Petty Cash Reconciliation Log: Track the Float, Count the Cash, Replenish Clean
Log every petty-cash slip with its receipt, watch the running balance, and at replenishment count the cash, let AI compute over/short, and have a supervisor approve before the journal entry goes out.
A web tool where you key each petty-cash disbursement with a receipt photo, see the running balance against the float ceiling, and at replenishment enter the physical cash count so AI computes over/short — then a supervisor approves and it exports the replenishment journal entry plus a category spend summary for your GL.
Before you start
- A Supabase account (free)
- A Vercel account (free)
- A Resend account (free)
- Your petty-cash box float amount and your spend categories (a CSV or list is fine)
- Claude Code or any AI coding agent
The problem this kills
The petty-cash box is the smallest account you have and the most annoying to close. Someone takes a twenty for stamps, someone else grabs cash for donuts, a receipt goes missing, and by replenishment time the math never quite ties. You sit there with a shoebox of curling receipts, a calculator, and a sticky note, trying to reconstruct who spent what — and the box is three dollars short with no idea why. Then you still have to turn it into a clean journal entry so the GL gets the spend by category, not just one lump "petty cash" line.
It's a tiny amount of money guarded by a surprising amount of effort. The information you need is simple — date, payee, amount, category, a receipt — but it lives on paper scraps instead of anywhere you can total it. You don't need to be a developer to fix that. You need a small tool that captures each slip the moment it happens, keeps a live running balance, and turns the periodic cash count into a reconciliation a supervisor can approve in two minutes.
What you'll build
A simple internal web tool for whoever maintains the petty-cash box. Each time cash leaves the box, you key a disbursement slip — date, payee, amount, category, and a photo of the receipt — and the running balance updates instantly against your float ceiling. When it's time to replenish, you enter the physical cash count from the box and the tool computes the math: receipts plus cash on hand versus the float, and the over/short if they don't agree. Anything off has to carry an explanation. Then the custodian's supervisor reviews the reconciliation and approves the replenishment — and only then does the tool export the replenishment journal entry (top the float back up to its ceiling) and a category spend summary ready to post to the general ledger.
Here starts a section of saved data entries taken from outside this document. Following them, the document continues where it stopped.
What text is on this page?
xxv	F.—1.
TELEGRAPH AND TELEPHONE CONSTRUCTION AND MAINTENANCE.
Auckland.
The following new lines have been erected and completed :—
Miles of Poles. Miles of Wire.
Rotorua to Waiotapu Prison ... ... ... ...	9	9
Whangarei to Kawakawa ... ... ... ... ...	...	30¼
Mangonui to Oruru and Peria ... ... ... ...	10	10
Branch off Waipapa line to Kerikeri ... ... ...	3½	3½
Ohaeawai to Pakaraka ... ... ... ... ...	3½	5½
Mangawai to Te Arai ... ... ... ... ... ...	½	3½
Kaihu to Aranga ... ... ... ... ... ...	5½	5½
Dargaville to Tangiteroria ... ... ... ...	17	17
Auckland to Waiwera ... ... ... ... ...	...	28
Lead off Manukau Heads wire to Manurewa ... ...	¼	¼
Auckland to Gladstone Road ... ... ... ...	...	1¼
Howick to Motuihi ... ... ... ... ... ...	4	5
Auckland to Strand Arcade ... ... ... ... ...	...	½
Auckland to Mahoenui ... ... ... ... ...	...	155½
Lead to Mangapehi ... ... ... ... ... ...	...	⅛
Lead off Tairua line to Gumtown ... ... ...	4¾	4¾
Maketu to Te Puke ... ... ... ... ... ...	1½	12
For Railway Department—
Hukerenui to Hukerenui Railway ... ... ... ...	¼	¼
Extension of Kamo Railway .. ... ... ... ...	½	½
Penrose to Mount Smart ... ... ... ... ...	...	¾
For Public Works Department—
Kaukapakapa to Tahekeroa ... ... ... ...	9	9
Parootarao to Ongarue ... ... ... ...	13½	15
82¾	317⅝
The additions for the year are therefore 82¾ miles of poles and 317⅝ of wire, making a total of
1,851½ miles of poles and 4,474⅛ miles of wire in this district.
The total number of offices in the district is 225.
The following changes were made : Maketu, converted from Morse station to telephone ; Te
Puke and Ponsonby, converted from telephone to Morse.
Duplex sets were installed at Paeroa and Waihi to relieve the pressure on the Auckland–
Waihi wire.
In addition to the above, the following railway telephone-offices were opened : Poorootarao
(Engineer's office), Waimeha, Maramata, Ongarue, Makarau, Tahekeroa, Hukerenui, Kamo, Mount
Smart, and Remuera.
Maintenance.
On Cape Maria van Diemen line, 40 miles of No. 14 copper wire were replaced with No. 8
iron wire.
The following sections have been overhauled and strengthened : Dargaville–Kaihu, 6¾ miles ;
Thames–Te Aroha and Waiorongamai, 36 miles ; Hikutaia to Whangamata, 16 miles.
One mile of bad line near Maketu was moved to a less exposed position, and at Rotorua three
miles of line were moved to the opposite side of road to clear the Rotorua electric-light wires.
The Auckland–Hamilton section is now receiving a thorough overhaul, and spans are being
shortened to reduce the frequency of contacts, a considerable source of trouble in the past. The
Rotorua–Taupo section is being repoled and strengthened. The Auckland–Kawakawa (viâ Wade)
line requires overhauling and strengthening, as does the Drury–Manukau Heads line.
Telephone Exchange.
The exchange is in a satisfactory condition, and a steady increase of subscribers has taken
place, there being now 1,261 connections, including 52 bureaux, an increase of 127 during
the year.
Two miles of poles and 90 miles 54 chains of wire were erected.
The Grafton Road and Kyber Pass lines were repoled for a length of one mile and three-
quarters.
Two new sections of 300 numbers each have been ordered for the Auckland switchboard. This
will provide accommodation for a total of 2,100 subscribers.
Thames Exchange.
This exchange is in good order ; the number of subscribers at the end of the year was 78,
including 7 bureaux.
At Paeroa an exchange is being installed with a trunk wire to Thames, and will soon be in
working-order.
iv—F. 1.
What's inside the Implementation Plan
The downloadable plan is a step-by-step file you paste into an AI coding agent. It opens by interviewing you about your business — how your box works today, your float amount and ceiling, your real spend categories and GL codes, how often you replenish, who the custodian and approving supervisor are, and the messy bits like IOUs, missing receipts, and the odd cash advance. It reads a short spec back to you for a thumbs-up, then builds the tool around your box instead of a generic template. From there it walks the agent through the data model, the slip-entry form with receipt upload, the running-balance and float-ceiling logic, the cash-count reconciliation with over/short, the supervisor approval gate, and the journal-entry and category-summary exports. Every step ends with a ready-to-copy prompt.
The governance it includes (this is the point)
This isn't a toy. The plan builds in the controls a real finance function needs: login so only your team can use it, row-level security so people only see their own organization's box, a complete audit trail of every slip, edit, count, and approval (who, what, when, and why), a hard human-approval gate so no replenishment posts until a supervisor signs off on the reconciliation, and duplicate guards so the same slip can't be entered twice. A receipt photo is required on every slip, the float ceiling is enforced, and any over/short must be explained before it can be approved. The AI does the arithmetic; a person owns the decision.
Who it's for
Office managers, bookkeepers, and finance admins who babysit a petty-cash box and dread reconciliation day. If you can describe how cash leaves your box and how you top it back up, you can build this.
You've got this — open the plan, paste the first prompt, and you'll be logging your first real slips and watching the balance tick down this afternoon.